Others are following, some only reluctantly.
Let me be very clear to our international partners: the EU will not sign just any deal. My priority, Europe’s priority, is to adopt an ambitious, robust and binding global climate deal.
This is why my Commission and I have been spending part of this first year in drumming support for ambition in Paris. Last May I was in Tokyo where I challenged Prime Minister Abe to work with us in ensuring that Paris is a worthy successor of Kyoto.
In June at the G7 summit, leaders agreed to develop long-term low-carbon strategies and abandon fossil fuels by the end of the century.
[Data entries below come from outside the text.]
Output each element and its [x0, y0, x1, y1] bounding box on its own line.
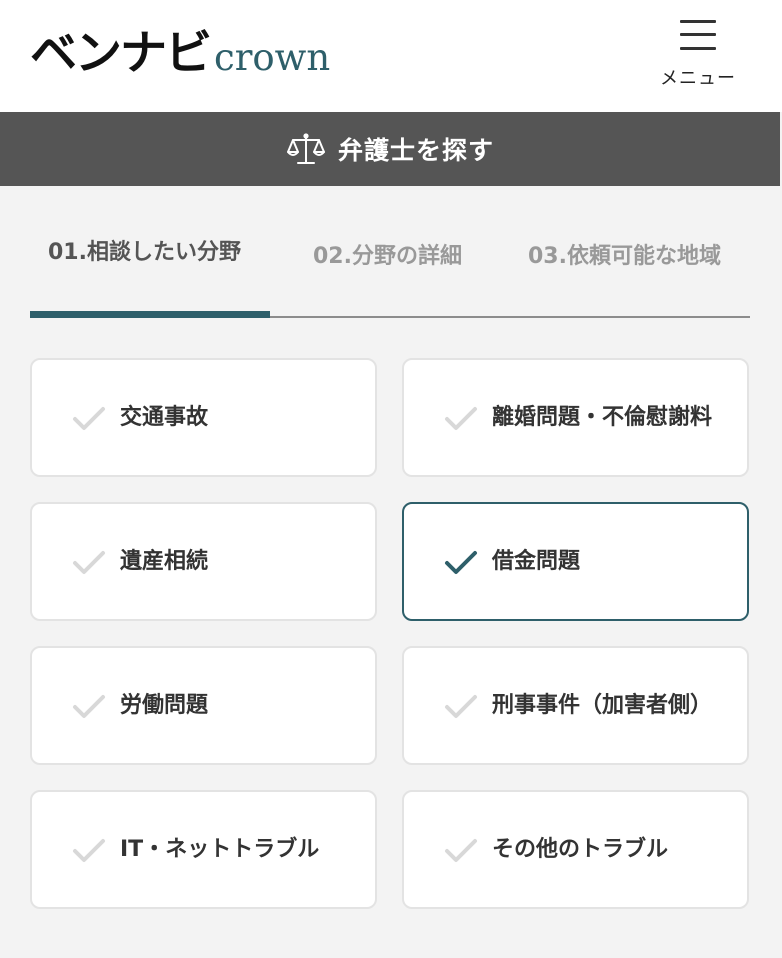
check-icon	[445, 407, 477, 430]
check-icon	[445, 551, 477, 574]
category-card-labor[interactable]: 労働問題	[30, 646, 377, 765]
category-card-traffic-accident[interactable]: 交通事故	[30, 358, 377, 477]
tab-step-3[interactable]: 03.依頼可能な地域	[528, 238, 721, 270]
category-label: 遺産相続	[120, 548, 209, 574]
category-label: 借金問題	[492, 548, 581, 574]
category-card-it-net[interactable]: IT・ネットトラブル	[30, 790, 377, 909]
category-label: その他のトラブル	[492, 836, 669, 862]
category-card-divorce[interactable]: 離婚問題・不倫慰謝料	[402, 358, 749, 477]
check-icon	[73, 551, 105, 574]
category-card-debt[interactable]: 借金問題	[402, 502, 749, 621]
check-icon	[73, 695, 105, 718]
site-header: ベンナビ crown メニュー	[0, 0, 782, 112]
logo-sub-text: crown	[214, 36, 331, 79]
menu-button[interactable]: メニュー	[652, 16, 744, 90]
logo[interactable]: ベンナビ crown	[30, 30, 330, 78]
category-label: 労働問題	[120, 692, 209, 718]
tab-active-indicator	[30, 311, 270, 318]
find-lawyer-bar[interactable]: 弁護士を探す	[0, 112, 780, 186]
check-icon	[73, 839, 105, 862]
check-icon	[73, 407, 105, 430]
logo-main-text: ベンナビ	[30, 26, 212, 81]
category-card-other[interactable]: その他のトラブル	[402, 790, 749, 909]
category-label: 離婚問題・不倫慰謝料	[492, 404, 713, 430]
find-lawyer-title: 弁護士を探す	[337, 136, 494, 165]
check-icon	[445, 839, 477, 862]
scale-icon	[286, 133, 325, 164]
category-label: IT・ネットトラブル	[120, 836, 320, 862]
category-card-criminal[interactable]: 刑事事件（加害者側）	[402, 646, 749, 765]
category-label: 刑事事件（加害者側）	[492, 692, 713, 718]
check-icon	[445, 695, 477, 718]
tab-step-1[interactable]: 01.相談したい分野	[48, 234, 241, 266]
category-card-inheritance[interactable]: 遺産相続	[30, 502, 377, 621]
hamburger-icon	[680, 20, 716, 50]
category-label: 交通事故	[120, 404, 209, 430]
menu-label: メニュー	[660, 68, 736, 89]
tab-step-2[interactable]: 02.分野の詳細	[313, 238, 462, 270]
step-tabs: 01.相談したい分野 02.分野の詳細 03.依頼可能な地域	[30, 222, 750, 318]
Later I met Chinese Premier Li Keqiang to prepare Paris and to launch a partnership to ensure that cities of today are designed to meet the energy and climate needs of tomorrow.
And, in coordination with the High Representative, the members of the College have been engaged in climate diplomacy efforts. Today Commissioner Arias Cañete is in Papua New Guinea discussing the plans for Paris with the leaders of the Pacific Islands Forum. If corrective action is not taken to tackle climate change, the tide will rise and those islands will be the proverbial canary in the coalmine.
However, if Paris delivers, humanity will, for the first time, have an international regime to efficiently combat climate change.
Paris will be the next stop but not the last stop. There is a Road to Paris; but there is also a Road from Paris.
My Commission will work to ensure Europe keeps leading in the fight against climate change. We will practice what we preach.
We have no silver bullet to tackle climate change. But our laws, such as the EU Emissions Trading Scheme, and our actions have allowed us to decrease carbon emissions whilst keeping the economy growing.
Our forward-looking climate policy is also delivering on our much needed Energy Union goals: it is making us a world leader in the renewable energy sector, which today employs over one million people across the EU and generates €130 billion turnover, including €35 billion worth of exports. European companies today hold 40% of all patents for renewable technologies and the pace of technological change increases the potential for new global trade in green technology.
This is why a strategic focus on innovation and on interconnecting our markets is being given in the implementation of the Energy Union.
This is what I promised you last year and this is what this Commission has delivered and will continue to deliver.
The fight against climate change will not be won or lost in diplomatic discussions in Brussels or in Paris. It will be won or lost on the ground and in the cities where most Europeans live, work and use about 80% of all the energy produced in Europe.
That is why I have asked President Schulz to host the Covenant of the Mayors meeting in the Parliament next month, bringing together more than 5,000 European mayors. They have all pledged to meet the EU CO2 reduction objective. I hope that all members of this House will lend their support to the action that communities and localities across Europe are taking to making Paris and its follow up a success.